As to the punishment since the guilt of the accused has been proved by strong circumstantial evidence this is not a case calling for capital punishment. I therefore sentence him to transportation for life.

6. That reason namely that the conviction was based on circumstantial evidence has been in innumerable cases condemned by this High Court. It was condemned in 1914 by Ay ling and Kumaraswami Sastri, JJ., in Muniyandi v. Emperor (1915) M.W.N. 34, in 1921 by Ayling and Krishnan, JJ., in Public Prosecutor v. Paramandi : AIR1921Mad423 and again in 1929 condemned by Waller and Krishnan Pandalai, JJ., in Chava Indramma v. Emperor (1929) 2 Mad. Crl. C. 158. There is thus ample authority for so self-evident a proposition. It must surely be obvious that it matters not how an accused's guilt is established. whether by the testimony of eye-witnesses or by the testimony of combined circumstances provided that it is established beyond all reasonable doubt and the measure of proof must be the same in either case. Our attention has been drawn to some decisions the effect of which is as stated in the headnote in Gunduthalayan, In re (1929) 58 M.L.J. 490 : I.L.R. 53 Mad. 585:

Where on a conviction for murder the Sessions Court awarded a sentence lesser than death, the High Court will not enhance the sentence, unless it is satisfied that on the evidence in the case the sentence of death is the only possible sentence which could have been passed by the Sessions Court.

7. As on a conviction for murder the law provides for an alternative sentence we have no doubt that when using the phrase the only possible sentence' the Court intended to expires the view that it was only in cases in which the lower Court had manifestly failed in its duty that the High Court would impose the sentence of death.
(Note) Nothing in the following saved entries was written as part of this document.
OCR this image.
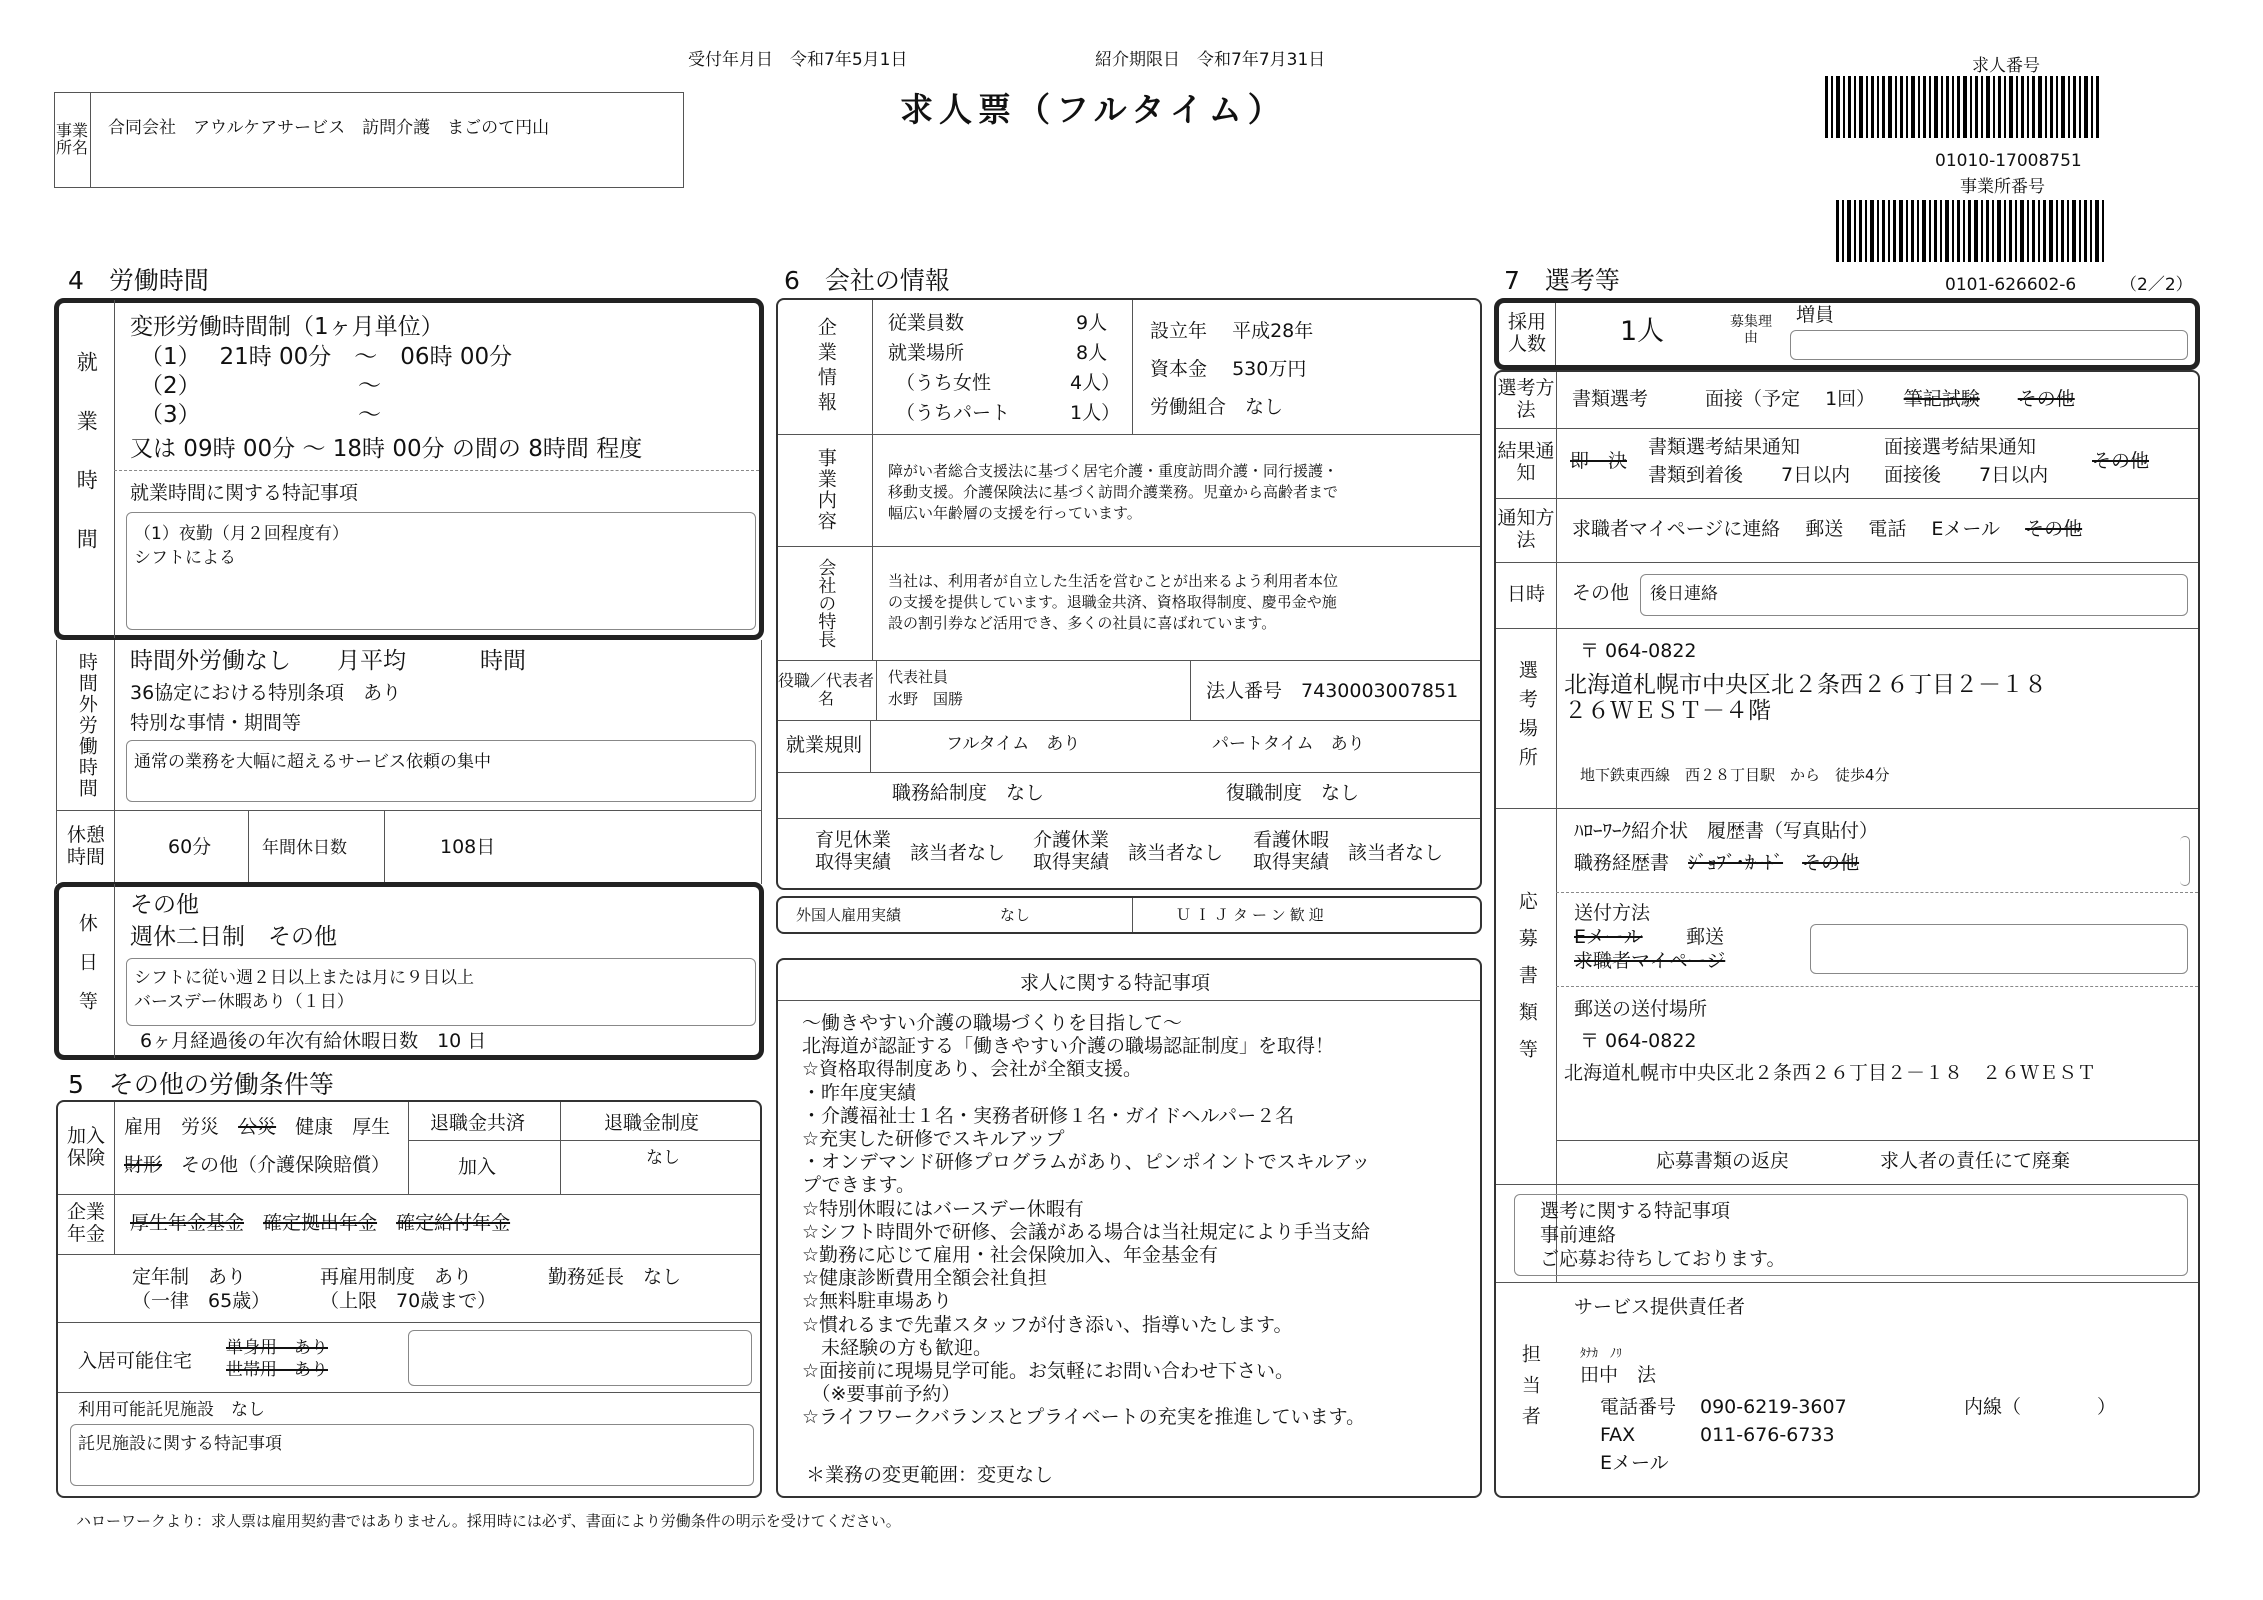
受付年月日　 令和7年5月1日	紹介期限日　 令和7年7月31日
求人票（フルタイム）
求人番号
01010-17008751
事業所番号
0101-626602-6	（2／2）
事業所名
合同会社　アウルケアサービス　訪問介護　まごのて円山
4　労働時間
就業時間
変形労働時間制（1ヶ月単位）
（1）　 21時 00分　～　06時 00分
（2）	～
（3）	～
又は 09時 00分 ～ 18時 00分 の間の 8時間 程度
就業時間に関する特記事項
（1）夜勤（月２回程度有）
シフトによる
時間外労働時間	時間外労働なし　　月平均	時間
36協定における特別条項　あり
特別な事情・期間等
通常の業務を大幅に超えるサービス依頼の集中
休憩時間	60分	年間休日数	108日
休日等
その他
週休二日制　その他
シフトに従い週２日以上または月に９日以上
バースデー休暇あり（１日）
6ヶ月経過後の年次有給休暇日数　10 日
5　その他の労働条件等
加入保険
雇用　 労災　 公災　 健康　 厚生
財形　 その他（介護保険賠償）
退職金共済
加入
退職金制度
なし
企業年金	厚生年金基金　 確定拠出年金　 確定給付年金
定年制　あり
（一律　65歳）
再雇用制度　あり
（上限　70歳まで）
勤務延長　なし
入居可能住宅
単身用　あり
世帯用　あり
利用可能託児施設　なし
託児施設に関する特記事項
6　会社の情報
企業情報	従業員数	9人
就業場所	8人
（うち女性	4人）
（うちパート	1人）
設立年　 平成28年
資本金　 530万円
労働組合　 なし
事業内容	障がい者総合支援法に基づく居宅介護・重度訪問介護・同行援護・
移動支援。介護保険法に基づく訪問介護業務。児童から高齢者まで
幅広い年齢層の支援を行っています。
会社の特長	当社は、利用者が自立した生活を営むことが出来るよう利用者本位
の支援を提供しています。退職金共済、資格取得制度、慶弔金や施
設の割引券など活用でき、多くの社員に喜ばれています。
役職／代表者名
代表社員
水野　国勝	法人番号　 7430003007851
就業規則	フルタイム　あり	パートタイム　あり
職務給制度　なし	復職制度　なし
育児休業取得実績	該当者なし
介護休業取得実績	該当者なし
看護休暇取得実績	該当者なし
外国人雇用実績	なし	ＵＩＪターン歓迎
求人に関する特記事項
～働きやすい介護の職場づくりを目指して～
北海道が認証する「働きやすい介護の職場認証制度」を取得！
☆資格取得制度あり、会社が全額支援。
・昨年度実績
・介護福祉士１名・実務者研修１名・ガイドヘルパー２名
☆充実した研修でスキルアップ
・オンデマンド研修プログラムがあり、ピンポイントでスキルアッ
プできます。
☆特別休暇にはバースデー休暇有
☆シフト時間外で研修、会議がある場合は当社規定により手当支給
☆勤務に応じて雇用・社会保険加入、年金基金有
☆健康診断費用全額会社負担
☆無料駐車場あり
☆慣れるまで先輩スタッフが付き添い、指導いたします。
　未経験の方も歓迎。
☆面接前に現場見学可能。お気軽にお問い合わせ下さい。
　（※要事前予約）
☆ライフワークバランスとプライベートの充実を推進しています。
＊業務の変更範囲：変更なし
7　選考等
採用人数	1人	募集理由
増員
選考方法	書類選考　　　	面接（予定　 1回）　　 筆記試験　　 その他
結果通知
即　決
書類選考結果通知
書類到着後　　7日以内
面接選考結果通知
面接後　　7日以内
その他
通知方法	求職者マイページに連絡　 郵送　 電話　 Eメール　 その他
日時	その他 後日連絡
選考場所
〒 064-0822
北海道札幌市中央区北２条西２６丁目２－１８
２６ＷＥＳＴ－４階
地下鉄東西線　西２８丁目駅　から　徒歩4分
応募書類等
ﾊﾛｰﾜｰｸ紹介状　履歴書（写真貼付）
職務経歴書　 ｼﾞｮﾌﾞ･ｶｰﾄﾞ　 その他
送付方法
Eメール 郵送
求職者マイページ
郵送の送付場所
〒 064-0822
北海道札幌市中央区北２条西２６丁目２－１８　２６ＷＥＳＴ
応募書類の返戻	求人者の責任にて廃棄
選考に関する特記事項
事前連絡
ご応募お待ちしております。
担当者
サービス提供責任者
ﾀﾅｶ　ﾉﾘ
田中　法
電話番号 090-6219-3607	内線（　　　　）
FAX	011-676-6733
Eメール
ハローワークより：求人票は雇用契約書ではありません。採用時には必ず、書面により労働条件の明示を受けてください。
As stated by Waller, J., in Chava Indramma v. Emperor (1929) 2 Mad. Crl. C. 158, because the lower Courts had failed, in its duty there was no reason why the High Court should do the same. In this case we consider that the trial Court's duty was to impose the sentence of death. There must be cases in which that is manifestly so and perhaps as good an example as can be given is the case of the deliberate murder of a small child for purposes of robbery or any other purpose such as this case. No doubt examples can be multiplied but such an example may be mentioned. For reasons which are wholly unsupportable and which Mr. Vepa did not attempt to support the learned Judge has passed the lesser sentence. There are no other reasons justifying such a course. It is our duty to pass a sentence of death.

8. We therefore enhance the sentence of transportation for life to a sentence of death and direct that the accused be hanged by the neck until he be dead.